I have a question of best practices for accounting of loans and offset for deemed/defaulted loans.

If an active employee defaults on a loan (say they went on unpaid leave), and they are age 50 and have no distribution rights, then it is "deemed" and reported as taxable income if they don't make up by the cure period for missed payments.

A loan offset is created and accrues interest, unless the participant pays back the offset with interest to remove.

What if the Plan allows for in-service distributions from all sources of money at 59 1/2, and this person turns 59 1/2 after 9 years of carrying the offset? Should it be "removed"?

What if they terminate employment carrying an offset? Should the Plan remove the offset as soon as administratively feasible after term? Or wait until the person fully distributes their account?

I understand that removal of the offset with accrued interest doesn't create a new taxable event, in essence it is just to remove the principal "due" from when the loan deemed years earlier along with any accrued "phantom" interest "due", since the person did not have distribution rights when it was deemed, correct?

What about a person that is already 59 1/2 at the time they are defaulting on their loan? For example loan started at age 57, then at age 60 it defaults while actively employed. Should they have a deemed loan and offset? Or, since they have distribution rights, should it just be defaulted and no offset should carry?

I appreciate any insight, and references in IRS guidance if possible, this has proven to be difficult to ascertain exactly.

Thanks

Posted
What if the Plan allows for in-service distributions from all sources of money at 59 1/2, and this person turns 59 1/2 after 9 years of carrying the offset? Should it be "removed"?

Sure. The participant has reached a distributable event under the plan.

What if they terminate employment carrying an offset? Should the Plan remove the offset as soon as administratively feasible after term? Or wait until the person fully distributes their account?
It should be offset immediately, since severance of employment is a 'distributable event'.
I understand that removal of the offset with accrued interest doesn't create a new taxable event, in essence it is just to remove the principal "due" from when the loan deemed years earlier along with any accrued "phantom" interest "due", since the person did not have distribution rights when it was deemed, correct?
Correct. The loan remains outstanding and restricts your ability to take additional loans.
What about a person that is already 59 1/2 at the time they are defaulting on their loan? For example loan started at age 57, then at age 60 it defaults while actively employed. Should they have a deemed loan and offset? Or, since they have distribution rights, should it just be defaulted and no offset should carry?

There would be no deemed distribution since the individual already has a distributable event. So, the loan would be offset immediately.

Good Luck!

CPC, QPA, QKA, TGPC, ERPA

Posted

I agree w/ETK, I think.

FWIW, in my world, the terminology is different...

a loan "offset" is what happens when a participant receives a distribution and has a loan that reduces the amount otherwise payable.

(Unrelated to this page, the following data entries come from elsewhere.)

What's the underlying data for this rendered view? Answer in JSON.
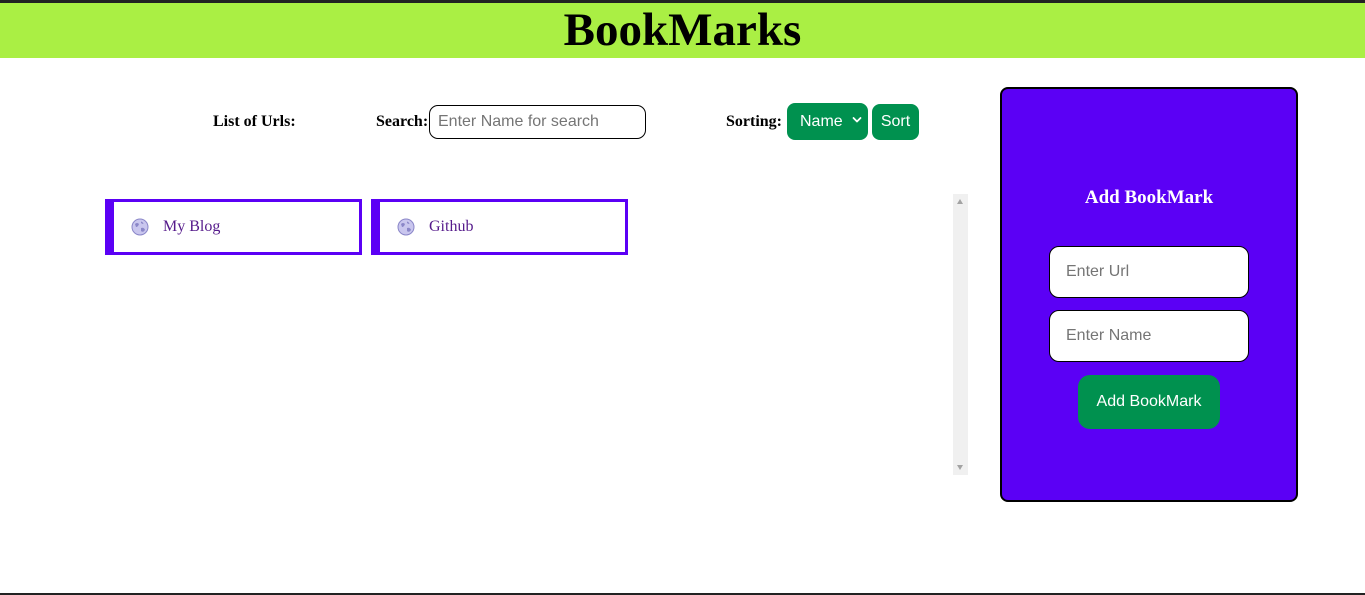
{
  "header": {
    "title": "BookMarks"
  },
  "toolbar": {
    "list_label": "List of Urls:",
    "search_label": "Search:",
    "search_placeholder": "Enter Name for search",
    "search_value": "",
    "sorting_label": "Sorting:",
    "sort_selected": "Name",
    "sort_button_label": "Sort"
  },
  "bookmarks": [
    {
      "name": "My Blog",
      "icon": "globe-icon"
    },
    {
      "name": "Github",
      "icon": "globe-icon"
    }
  ],
  "add_panel": {
    "title": "Add BookMark",
    "url_placeholder": "Enter Url",
    "name_placeholder": "Enter Name",
    "button_label": "Add BookMark"
  },
  "colors": {
    "header_bg": "#aaef44",
    "accent_purple": "#5b00f5",
    "button_green": "#00914f",
    "link_purple": "#551a8b"
  }
}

when a loan is deemed but stays on the books because there is not a distributable event, we call it a "prior deemed loan" or something like that (not an "offset")

Ed Snyder

Posted
I agree w/ETK, I think.

FWIW, in my world, the terminology is different...

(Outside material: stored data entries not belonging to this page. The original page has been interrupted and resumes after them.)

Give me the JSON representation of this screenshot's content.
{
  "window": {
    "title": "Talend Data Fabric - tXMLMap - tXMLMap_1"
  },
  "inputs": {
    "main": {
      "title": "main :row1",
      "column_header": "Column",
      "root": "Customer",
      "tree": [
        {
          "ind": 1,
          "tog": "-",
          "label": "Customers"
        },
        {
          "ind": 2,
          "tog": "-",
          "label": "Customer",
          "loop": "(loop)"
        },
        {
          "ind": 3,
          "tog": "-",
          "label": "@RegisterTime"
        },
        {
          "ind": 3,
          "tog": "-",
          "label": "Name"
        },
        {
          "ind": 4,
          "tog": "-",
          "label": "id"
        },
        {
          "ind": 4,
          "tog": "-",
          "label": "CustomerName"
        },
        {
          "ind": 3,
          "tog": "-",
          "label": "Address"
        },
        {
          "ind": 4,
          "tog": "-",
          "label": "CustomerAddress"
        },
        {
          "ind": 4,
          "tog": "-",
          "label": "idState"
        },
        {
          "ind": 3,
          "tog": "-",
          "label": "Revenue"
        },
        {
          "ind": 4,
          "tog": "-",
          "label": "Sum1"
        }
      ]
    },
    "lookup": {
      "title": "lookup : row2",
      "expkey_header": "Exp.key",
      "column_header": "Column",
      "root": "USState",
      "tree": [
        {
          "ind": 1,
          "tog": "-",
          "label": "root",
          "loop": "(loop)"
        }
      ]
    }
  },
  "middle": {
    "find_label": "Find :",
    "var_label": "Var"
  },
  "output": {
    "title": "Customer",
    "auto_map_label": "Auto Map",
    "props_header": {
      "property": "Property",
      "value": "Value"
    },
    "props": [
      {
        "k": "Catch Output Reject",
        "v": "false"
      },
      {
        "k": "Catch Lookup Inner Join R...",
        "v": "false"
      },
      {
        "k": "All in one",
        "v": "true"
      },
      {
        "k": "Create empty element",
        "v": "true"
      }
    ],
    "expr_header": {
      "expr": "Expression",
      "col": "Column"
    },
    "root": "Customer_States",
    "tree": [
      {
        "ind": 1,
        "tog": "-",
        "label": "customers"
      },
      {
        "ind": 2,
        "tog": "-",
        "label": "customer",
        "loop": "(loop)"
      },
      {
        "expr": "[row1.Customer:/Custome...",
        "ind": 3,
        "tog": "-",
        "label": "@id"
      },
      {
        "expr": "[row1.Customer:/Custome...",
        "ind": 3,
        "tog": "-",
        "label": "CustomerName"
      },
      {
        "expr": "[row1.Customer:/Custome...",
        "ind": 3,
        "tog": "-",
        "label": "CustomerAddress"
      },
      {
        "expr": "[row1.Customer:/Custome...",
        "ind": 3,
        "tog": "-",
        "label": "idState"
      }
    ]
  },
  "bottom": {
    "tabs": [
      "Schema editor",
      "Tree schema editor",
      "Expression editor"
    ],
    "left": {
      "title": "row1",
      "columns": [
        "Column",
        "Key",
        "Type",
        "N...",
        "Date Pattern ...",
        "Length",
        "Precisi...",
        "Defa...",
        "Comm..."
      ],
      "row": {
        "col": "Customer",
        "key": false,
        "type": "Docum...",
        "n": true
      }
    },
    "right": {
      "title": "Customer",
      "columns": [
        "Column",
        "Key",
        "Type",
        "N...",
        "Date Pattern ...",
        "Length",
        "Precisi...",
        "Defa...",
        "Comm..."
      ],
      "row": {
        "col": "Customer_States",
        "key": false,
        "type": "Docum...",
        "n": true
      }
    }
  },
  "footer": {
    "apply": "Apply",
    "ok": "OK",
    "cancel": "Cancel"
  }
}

a loan "offset" is what happens when a participant receives a distribution and has a loan that reduces the amount otherwise payable.

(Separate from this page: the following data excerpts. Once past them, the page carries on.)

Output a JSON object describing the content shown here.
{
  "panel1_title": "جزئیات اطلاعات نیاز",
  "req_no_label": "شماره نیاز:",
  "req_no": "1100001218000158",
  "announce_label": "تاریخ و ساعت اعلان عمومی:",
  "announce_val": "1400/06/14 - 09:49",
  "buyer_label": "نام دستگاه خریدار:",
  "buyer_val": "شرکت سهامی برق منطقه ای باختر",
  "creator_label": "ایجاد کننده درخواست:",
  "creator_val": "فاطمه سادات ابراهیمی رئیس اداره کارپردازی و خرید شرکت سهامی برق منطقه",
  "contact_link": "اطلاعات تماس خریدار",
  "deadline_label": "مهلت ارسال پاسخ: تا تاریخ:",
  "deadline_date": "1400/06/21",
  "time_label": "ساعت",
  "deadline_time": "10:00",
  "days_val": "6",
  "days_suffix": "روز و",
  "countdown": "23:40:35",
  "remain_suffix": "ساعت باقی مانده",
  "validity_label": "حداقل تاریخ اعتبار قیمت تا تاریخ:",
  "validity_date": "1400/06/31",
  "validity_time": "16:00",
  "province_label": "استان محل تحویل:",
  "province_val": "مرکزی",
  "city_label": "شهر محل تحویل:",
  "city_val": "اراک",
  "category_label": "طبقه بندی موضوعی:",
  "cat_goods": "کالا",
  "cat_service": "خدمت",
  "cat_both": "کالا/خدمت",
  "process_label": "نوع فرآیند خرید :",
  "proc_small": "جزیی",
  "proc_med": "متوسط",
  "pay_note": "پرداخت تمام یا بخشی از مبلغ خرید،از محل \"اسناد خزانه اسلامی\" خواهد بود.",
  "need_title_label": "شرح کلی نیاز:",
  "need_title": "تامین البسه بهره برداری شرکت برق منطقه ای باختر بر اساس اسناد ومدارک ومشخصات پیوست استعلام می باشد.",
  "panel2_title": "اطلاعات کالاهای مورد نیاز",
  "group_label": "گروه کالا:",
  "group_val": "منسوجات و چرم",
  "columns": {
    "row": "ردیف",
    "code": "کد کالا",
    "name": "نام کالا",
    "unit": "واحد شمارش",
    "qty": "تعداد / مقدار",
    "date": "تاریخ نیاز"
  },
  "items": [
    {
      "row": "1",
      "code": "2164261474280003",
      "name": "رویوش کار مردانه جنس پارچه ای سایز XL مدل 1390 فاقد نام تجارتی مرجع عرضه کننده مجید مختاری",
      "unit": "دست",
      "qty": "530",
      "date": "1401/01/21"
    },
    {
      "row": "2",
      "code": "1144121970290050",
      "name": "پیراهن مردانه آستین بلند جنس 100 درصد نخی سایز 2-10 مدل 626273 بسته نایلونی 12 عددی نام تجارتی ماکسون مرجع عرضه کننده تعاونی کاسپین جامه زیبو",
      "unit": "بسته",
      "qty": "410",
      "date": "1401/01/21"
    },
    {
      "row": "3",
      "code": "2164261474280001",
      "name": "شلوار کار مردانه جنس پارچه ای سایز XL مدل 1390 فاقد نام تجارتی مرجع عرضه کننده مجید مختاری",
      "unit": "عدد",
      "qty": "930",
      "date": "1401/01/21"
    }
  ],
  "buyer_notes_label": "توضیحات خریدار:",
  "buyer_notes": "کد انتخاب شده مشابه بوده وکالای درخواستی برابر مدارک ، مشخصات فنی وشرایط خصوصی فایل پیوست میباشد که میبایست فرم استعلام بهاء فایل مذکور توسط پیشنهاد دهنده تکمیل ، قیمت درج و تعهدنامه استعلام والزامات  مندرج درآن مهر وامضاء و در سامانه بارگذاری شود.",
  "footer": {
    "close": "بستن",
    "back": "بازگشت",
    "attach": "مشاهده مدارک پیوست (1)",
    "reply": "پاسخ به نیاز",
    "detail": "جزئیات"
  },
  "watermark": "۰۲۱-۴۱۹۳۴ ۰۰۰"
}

when a loan is deemed but stays on the books because there is not a distributable event, we call it a "prior deemed loan" or something like that (not an "offset")

Correct, it's all semantics.

A loan offset is an actual distribution.

An actual distribution cannot happen without a distriubutable event.

When is loan is defaulted, the loan becomes taxable (deemed distributed until there is a distributable event allowing an offset).

There is no such thing as a deemed distribution when there is a distributable event.

"Deemed distribution" is a method of immediate taxation since assets are not distributable under the terms of the plan.

I see it all as sematics.

Good Luck!

CPC, QPA, QKA, TGPC, ERPA

Posted
I agree w/ETK, I think.

FWIW, in my world, the terminology is different...

a loan "offset" is what happens when a participant receives a distribution and has a loan that reduces the amount otherwise payable.

when a loan is deemed but stays on the books because there is not a distributable event, we call it a "prior deemed loan" or something like that (not an "offset")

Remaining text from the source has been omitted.